Proposition. If $X_1,\ldots,X_n,Y_1,\ldots,Y_n$ are (real-valued) random variables such that the two random vectors $(X_1,\ldots,X_n),\ (Y_1,\ldots,Y_n)$ have the same law (distribution), then we have ${\rm law}(X_j)={\rm law}(Y_j)$ for all $j$.

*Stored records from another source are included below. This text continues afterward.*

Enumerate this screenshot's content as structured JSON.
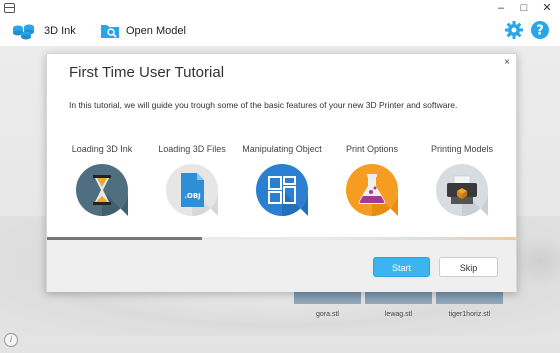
{
  "window": {
    "minimize": "–",
    "maximize": "□",
    "close": "✕"
  },
  "toolbar": {
    "ink_label": "3D Ink",
    "open_label": "Open Model",
    "gear_icon": "gear-icon",
    "help_icon": "help-icon"
  },
  "thumbnails": [
    {
      "label": "gora.stl"
    },
    {
      "label": "lewag.stl"
    },
    {
      "label": "tiger1horiz.stl"
    }
  ],
  "info": "i",
  "modal": {
    "title": "First Time User Tutorial",
    "description": "In this tutorial, we will guide you trough some of the basic features of your new 3D Printer and software.",
    "close": "×",
    "steps": [
      {
        "label": "Loading 3D Ink",
        "icon": "hourglass-icon"
      },
      {
        "label": "Loading 3D Files",
        "icon": "obj-file-icon"
      },
      {
        "label": "Manipulating Object",
        "icon": "layout-icon"
      },
      {
        "label": "Print Options",
        "icon": "flask-icon"
      },
      {
        "label": "Printing Models",
        "icon": "printer-icon"
      }
    ],
    "obj_text": ".OBJ",
    "progress": 0.33,
    "start_label": "Start",
    "skip_label": "Skip"
  },
  "colors": {
    "accent": "#3db4f0",
    "toolbar_icon": "#2aa6e8"
  }
}
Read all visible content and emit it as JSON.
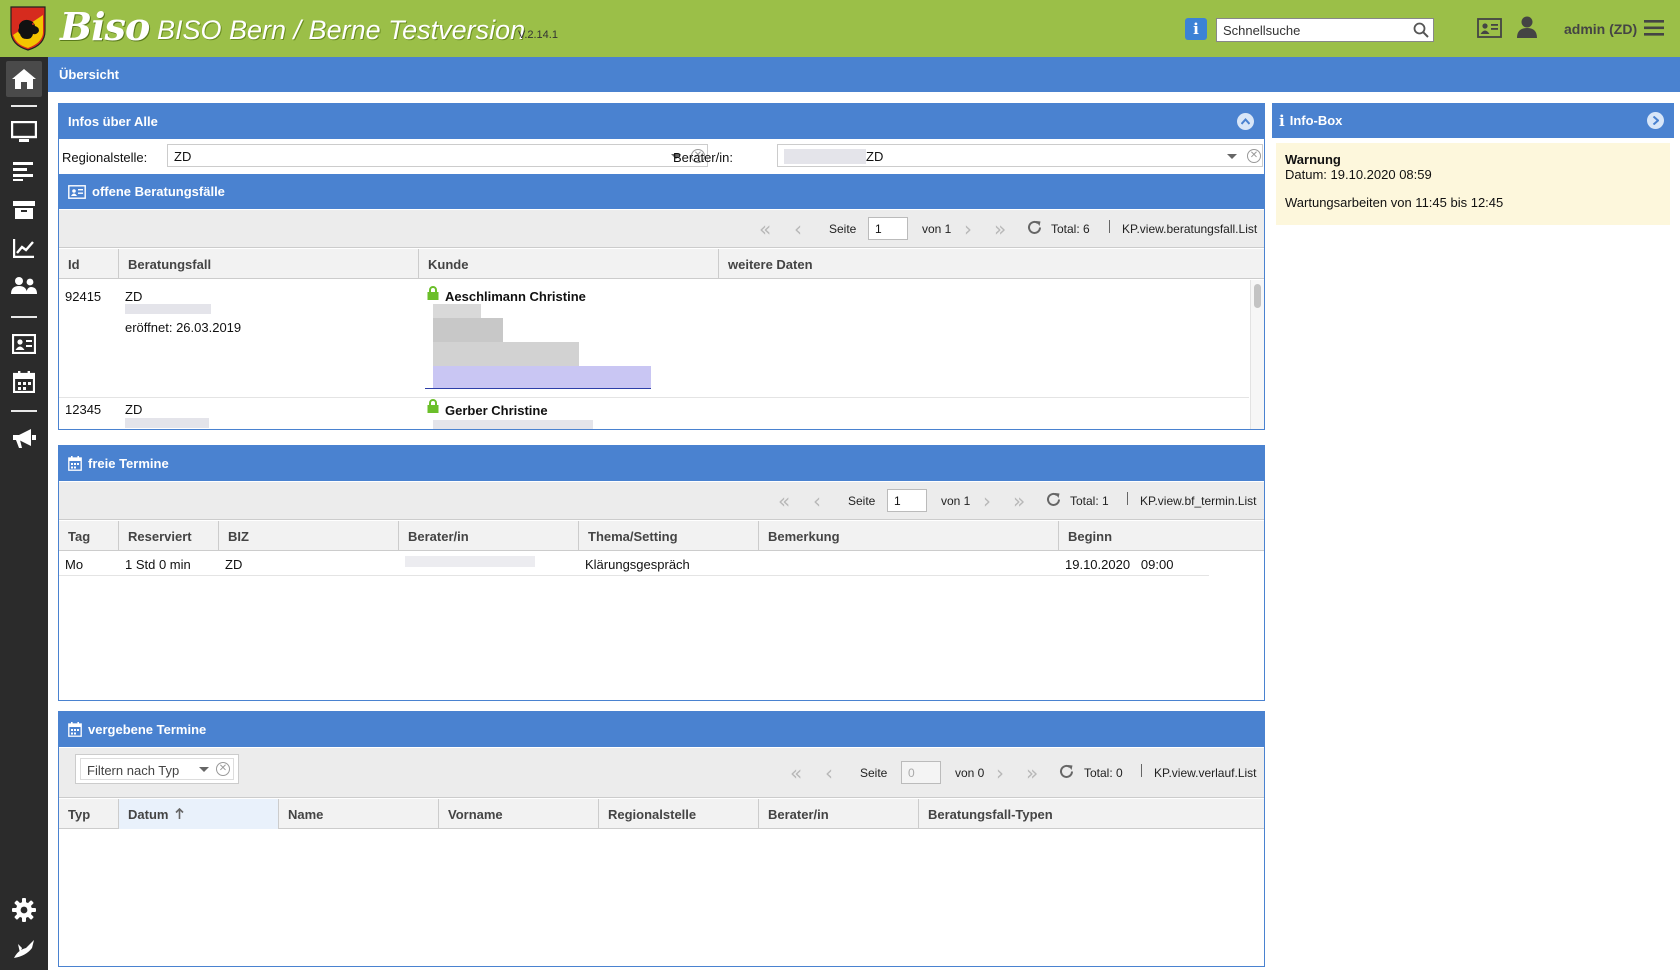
{
  "app": {
    "logo": "Biso",
    "title": "BISO Bern / Berne Testversion",
    "version": "V.2.14.1",
    "search_placeholder": "Schnellsuche",
    "user": "admin (ZD)"
  },
  "header": {
    "title": "Übersicht"
  },
  "infos_panel": {
    "title": "Infos über Alle",
    "regionalstelle_label": "Regionalstelle:",
    "regionalstelle_value": "ZD",
    "berater_label": "Berater/in:",
    "berater_value": "ZD"
  },
  "beratungsfaelle": {
    "title": "offene Beratungsfälle",
    "pager": {
      "seite_label": "Seite",
      "page": "1",
      "von": "von 1",
      "total": "Total: 6",
      "view": "KP.view.beratungsfall.List"
    },
    "columns": [
      "Id",
      "Beratungsfall",
      "Kunde",
      "weitere Daten"
    ],
    "rows": [
      {
        "id": "92415",
        "code": "ZD",
        "opened": "eröffnet: 26.03.2019",
        "kunde": "Aeschlimann Christine"
      },
      {
        "id": "12345",
        "code": "ZD",
        "kunde": "Gerber Christine"
      }
    ]
  },
  "freie_termine": {
    "title": "freie Termine",
    "pager": {
      "seite_label": "Seite",
      "page": "1",
      "von": "von 1",
      "total": "Total: 1",
      "view": "KP.view.bf_termin.List"
    },
    "columns": [
      "Tag",
      "Reserviert",
      "BIZ",
      "Berater/in",
      "Thema/Setting",
      "Bemerkung",
      "Beginn"
    ],
    "rows": [
      {
        "tag": "Mo",
        "reserviert": "1 Std 0 min",
        "biz": "ZD",
        "thema": "Klärungsgespräch",
        "beginn": "19.10.2020   09:00"
      }
    ]
  },
  "vergebene_termine": {
    "title": "vergebene Termine",
    "filter_placeholder": "Filtern nach Typ",
    "pager": {
      "seite_label": "Seite",
      "page": "0",
      "von": "von 0",
      "total": "Total: 0",
      "view": "KP.view.verlauf.List"
    },
    "columns": [
      "Typ",
      "Datum",
      "Name",
      "Vorname",
      "Regionalstelle",
      "Berater/in",
      "Beratungsfall-Typen"
    ]
  },
  "infobox": {
    "title": "Info-Box",
    "warning_title": "Warnung",
    "warning_date": "Datum: 19.10.2020 08:59",
    "warning_text": "Wartungsarbeiten von 11:45 bis 12:45"
  },
  "icons": {
    "sidebar": [
      "home-icon",
      "monitor-icon",
      "list-icon",
      "archive-icon",
      "chart-icon",
      "users-icon",
      "id-card-icon",
      "calendar-icon",
      "megaphone-icon",
      "gear-icon",
      "logo-icon"
    ]
  },
  "colors": {
    "topbar": "#9bbf48",
    "accent": "#4a82d0",
    "sidebar": "#2b2b2b",
    "lock": "#6bbf2a",
    "infobox_bg": "#fdf7dc"
  }
}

Proof. For any measurable set $B\subset\mathbb R$, we have $$\{X_1\in B\}=\{(X_1,\ldots,X_n)\in B\times\mathbb R\times\cdots\times\mathbb R\}\\ =\{(Y_1,\ldots,Y_n)\in B\times\mathbb R\times\cdots\times\mathbb R\}=\{Y_1\in B\}$$ Therefore, $P[X_1\in B]=P[Y_1\in B]$. Since this holds for all measurable sets $B$, by definition, $X_1$ and $Y_1$ have the same law. The proof for other pairs of components is similar.
Thanks in advance
Update:
The equality $\{(X_1,\ldots,X_n)\in B\times\mathbb R\times\cdots\times\mathbb R\}=\{(Y_1,\ldots,Y_n)\in B\times\mathbb R\times\cdots\times\mathbb R\}$ is not necessarily true. This should be changed to the following:
$$\{X_1\in B\}=\{(X_1,\ldots,X_n)\in B\times\mathbb R^{n-1}\}$$ $$\{Y_1\in B\}=\{(Y_1,\ldots,Y_n)\in B\times\mathbb R^{n-1}\}$$ $$\implies P[X_1\in B]=P[(X_1,\ldots,X_n)\in B\times\mathbb R^{n-1}]\\ =P[(Y_1,\ldots,Y_n)\in B\times\mathbb R^{n-1}]=P[Y_1\in B]$$
Just because the laws of $(X_1,\dotsc, X_n)$ and $(Y_{1}, \dotsc, Y_n)$ coincide does not mean that the events $((X_1,\dotsc, X_n)\in B\times \mathbb{R}^{n-1})$ and $((Y_1,\dotsc, X_n)\in B\times \mathbb{R}^{n-1})$ are equal as sets, only that they have the same probability. Other than that the proof is fine.